Is the peace dividend over?
Russia’s brutal invasion of Ukraine should be a wake-up call for Western politicians, business leaders and economists who advocate a green and fair future but lack the practicality or strategy to achieve it. Regardless of the short-term tactics Europe and the United States use to respond to the current crisis, their long-term strategy must put energy security on equal footing with environmental sustainability and military deterrence funding. essential on an equal footing with the financing of social priorities.
The Soviet Union collapsed in 1991 largely because Russian leaders, especially President Boris Yeltsin and his economic advisers, recognized that the Soviet communist military-industrial complex could not afford to keep up with economic might and the superior technological prowess of the West. Today, when Russia’s economy is less than one-twentieth the combined size of the US and European economies, the same strategy of vastly outspending Russia on defense should be much easier to execute. Unfortunately, there is a reluctance in many Western societies, especially on the left, to admit that defense spending is sometimes a necessity, not a luxury.
For many decades Western living standards have been boosted by a huge “peace dividend”. For example, US defense spending fell from 11.1% of GDP in 1967, during the Vietnam War, to 6.9% of GDP in 1989, the year the Berlin Wall fell. to just over 3.5% of GDP today. If U.S. defense spending as a percentage of GDP were still at Vietnam-era levels, defense spending in 2021 would have been $1.5 trillion higher — more than the government spent on Social Security last year, and nearly triple government spending on non-military consumption and investment. Even at the level of the late 1980s, defense spending would be more than $600 billion higher than today. The extra cost would have to be financed by higher taxes, more borrowing, or less government spending in other areas.

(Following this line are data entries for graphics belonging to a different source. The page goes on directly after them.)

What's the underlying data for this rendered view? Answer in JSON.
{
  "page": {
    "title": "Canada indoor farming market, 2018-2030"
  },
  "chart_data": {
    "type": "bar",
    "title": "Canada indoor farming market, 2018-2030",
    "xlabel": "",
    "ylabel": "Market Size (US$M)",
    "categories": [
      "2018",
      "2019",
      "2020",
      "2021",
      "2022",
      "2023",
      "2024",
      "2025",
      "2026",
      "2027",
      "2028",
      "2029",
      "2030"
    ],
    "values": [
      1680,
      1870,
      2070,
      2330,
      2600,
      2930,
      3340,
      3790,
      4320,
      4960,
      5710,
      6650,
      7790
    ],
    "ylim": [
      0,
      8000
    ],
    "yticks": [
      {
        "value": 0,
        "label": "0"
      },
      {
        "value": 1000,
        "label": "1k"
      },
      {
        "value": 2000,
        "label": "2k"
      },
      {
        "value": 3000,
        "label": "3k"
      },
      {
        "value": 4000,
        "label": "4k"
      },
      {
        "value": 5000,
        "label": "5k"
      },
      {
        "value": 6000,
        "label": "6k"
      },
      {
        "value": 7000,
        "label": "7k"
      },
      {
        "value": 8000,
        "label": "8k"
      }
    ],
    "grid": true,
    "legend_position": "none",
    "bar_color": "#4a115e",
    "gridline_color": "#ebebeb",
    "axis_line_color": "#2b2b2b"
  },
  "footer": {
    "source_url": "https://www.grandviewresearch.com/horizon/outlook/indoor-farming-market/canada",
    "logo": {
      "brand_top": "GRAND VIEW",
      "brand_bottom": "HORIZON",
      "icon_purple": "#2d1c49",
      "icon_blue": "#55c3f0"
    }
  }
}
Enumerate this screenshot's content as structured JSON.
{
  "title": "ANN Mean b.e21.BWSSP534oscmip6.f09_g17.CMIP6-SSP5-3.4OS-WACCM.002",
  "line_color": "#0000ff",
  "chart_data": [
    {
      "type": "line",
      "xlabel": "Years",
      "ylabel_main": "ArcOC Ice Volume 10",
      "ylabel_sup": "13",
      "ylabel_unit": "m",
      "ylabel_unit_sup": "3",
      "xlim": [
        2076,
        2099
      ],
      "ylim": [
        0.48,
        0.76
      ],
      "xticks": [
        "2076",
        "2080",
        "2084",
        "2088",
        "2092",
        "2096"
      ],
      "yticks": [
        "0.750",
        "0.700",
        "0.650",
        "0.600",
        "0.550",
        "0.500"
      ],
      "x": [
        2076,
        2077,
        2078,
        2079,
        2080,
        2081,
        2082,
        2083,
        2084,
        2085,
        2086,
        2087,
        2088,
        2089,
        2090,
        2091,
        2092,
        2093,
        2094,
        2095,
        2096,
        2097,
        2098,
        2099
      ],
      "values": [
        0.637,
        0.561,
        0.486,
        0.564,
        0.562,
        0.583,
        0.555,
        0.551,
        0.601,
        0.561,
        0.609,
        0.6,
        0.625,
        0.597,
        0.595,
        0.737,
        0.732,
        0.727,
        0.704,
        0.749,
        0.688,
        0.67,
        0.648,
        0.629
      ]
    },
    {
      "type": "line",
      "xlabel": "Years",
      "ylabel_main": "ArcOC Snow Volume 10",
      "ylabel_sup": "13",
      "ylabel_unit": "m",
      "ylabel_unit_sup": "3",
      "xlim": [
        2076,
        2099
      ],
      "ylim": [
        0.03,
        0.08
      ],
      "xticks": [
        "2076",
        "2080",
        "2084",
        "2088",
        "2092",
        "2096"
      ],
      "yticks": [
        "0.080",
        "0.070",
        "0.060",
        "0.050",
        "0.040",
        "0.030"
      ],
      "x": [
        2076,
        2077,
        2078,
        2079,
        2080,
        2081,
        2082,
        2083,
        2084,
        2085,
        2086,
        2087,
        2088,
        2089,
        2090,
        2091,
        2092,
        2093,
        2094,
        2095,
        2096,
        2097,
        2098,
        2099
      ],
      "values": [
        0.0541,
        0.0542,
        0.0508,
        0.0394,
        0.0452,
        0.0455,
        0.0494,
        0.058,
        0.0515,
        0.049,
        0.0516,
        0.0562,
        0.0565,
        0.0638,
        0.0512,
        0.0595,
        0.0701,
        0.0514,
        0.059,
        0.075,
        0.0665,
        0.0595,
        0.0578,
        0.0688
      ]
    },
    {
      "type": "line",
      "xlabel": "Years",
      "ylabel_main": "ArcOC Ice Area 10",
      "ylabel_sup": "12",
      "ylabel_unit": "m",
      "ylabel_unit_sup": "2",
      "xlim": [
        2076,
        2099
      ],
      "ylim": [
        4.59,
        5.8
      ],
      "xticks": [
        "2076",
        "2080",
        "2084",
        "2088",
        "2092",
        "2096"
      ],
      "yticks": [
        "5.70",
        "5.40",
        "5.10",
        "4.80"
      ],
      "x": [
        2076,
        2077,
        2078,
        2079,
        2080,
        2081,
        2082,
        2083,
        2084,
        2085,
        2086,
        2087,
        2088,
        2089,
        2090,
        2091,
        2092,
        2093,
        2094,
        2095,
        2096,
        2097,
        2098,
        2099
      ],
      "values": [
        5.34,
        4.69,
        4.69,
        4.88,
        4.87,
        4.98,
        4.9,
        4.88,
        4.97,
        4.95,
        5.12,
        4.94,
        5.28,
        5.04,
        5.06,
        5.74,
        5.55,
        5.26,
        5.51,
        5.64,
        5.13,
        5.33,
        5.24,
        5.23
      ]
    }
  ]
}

Europe’s defense spending has long been well below that of the United States. Today, the UK and France spend just over 2% of their national income on defence, and Germany and Italy around 1.5%. Moreover, national interests and domestic lobbying mean that European defense spending is highly inefficient, the whole being considerably less than the sum of its parts. I’m amazed at how many of my otherwise knowledgeable friends have asked why Europe isn’t mounting a stronger military response to Russia’s attack on Ukraine and the impending threats against the Baltic states. Part of the answer, of course, is Europe’s dependence on Russian gas, but the most important reason is its glaring lack of preparation.
Thanks to Russian President Vladimir Putin, all of that could change. German Chancellor Olaf Scholz’s announcement on February 27 that Germany will increase defense spending to more than 2% of GDP suggests that Europe may finally pull itself together. But such commitments will have major fiscal implications – and, after the massive pandemic-era fiscal stimulus, these could be hard to digest. As Europe rethinks its fiscal rules, policymakers must think about how to make enough space to deal with unexpected large-scale military buildups.
Many seem to have forgotten that wartime spending spikes were once a major driver of public spending volatility. In a war, not only do government expenditures and budget deficits usually increase sharply, but interest rates sometimes increase as well. Today, policymakers (as well as many well-meaning economists) have become convinced that major global economic shocks such as pandemics or financial crises will invariably lower interest rates and make it easier to finance large debts. But in times of war, the need to incur massive temporary expenditures can easily drive up borrowing costs.
It is true that in today’s complex world of drones, cyber warfare and automated battlefields, how governments spend their defense budgets is very important. Yet it is wishful thinking to assume that whenever defense budgets are cut, military planners will make up the difference with increased efficiency.
It would also help if the West could avoid further strategic energy policy blunders of the kind that have gotten us to this point. In particular, Germany, which depends on Russia for more than half of its gas needs, seems to have made a historic mistake by decommissioning all its nuclear power plants after the Fukushima disaster in 2011. In contrast, France, which covers 75% of its energy needs thanks to nuclear power, is much less vulnerable to Russian threats.
In the United States, the cancellation of the Keystone XL pipeline project may have been based on sound environmental logic. But now the timing seems awkward. Measures intended to protect the environment are of no use if they lead to a strategic weakness that increases the possibility of conventional wars in Europe – not to mention the large-scale radioactive pollution that would result from the deployment of neutron bombs or weapons nuclear tactics.
Fierce Ukrainian resistance, swift and severe economic and financial sanctions, and domestic dissent could still force Putin to acknowledge that his decision to invade Ukraine was a spectacular miscalculation. But even if the current crisis subsides, the horrific attack on Ukraine should remind even the most committed peacemaker that the world can be harsh and unpredictable.
Everyone hopes for a lasting peace. But short-sighted analyzes of how countries can achieve sustainable and equitable growth require leaving fiscal space – including emergency borrowing capacity – for the costs of protecting against external aggression.
Kenneth Rogoff, professor of economics and public policy at Harvard University and recipient of the 2011 Deutsche Bank Prize in Financial Economics, was chief economist of the International Monetary Fund from 2001 to 2003. The co-author of “This Time is Different: Eight Centuries of Financial Folly”, his new book, “The Curse of Cash”, was released in August 2016.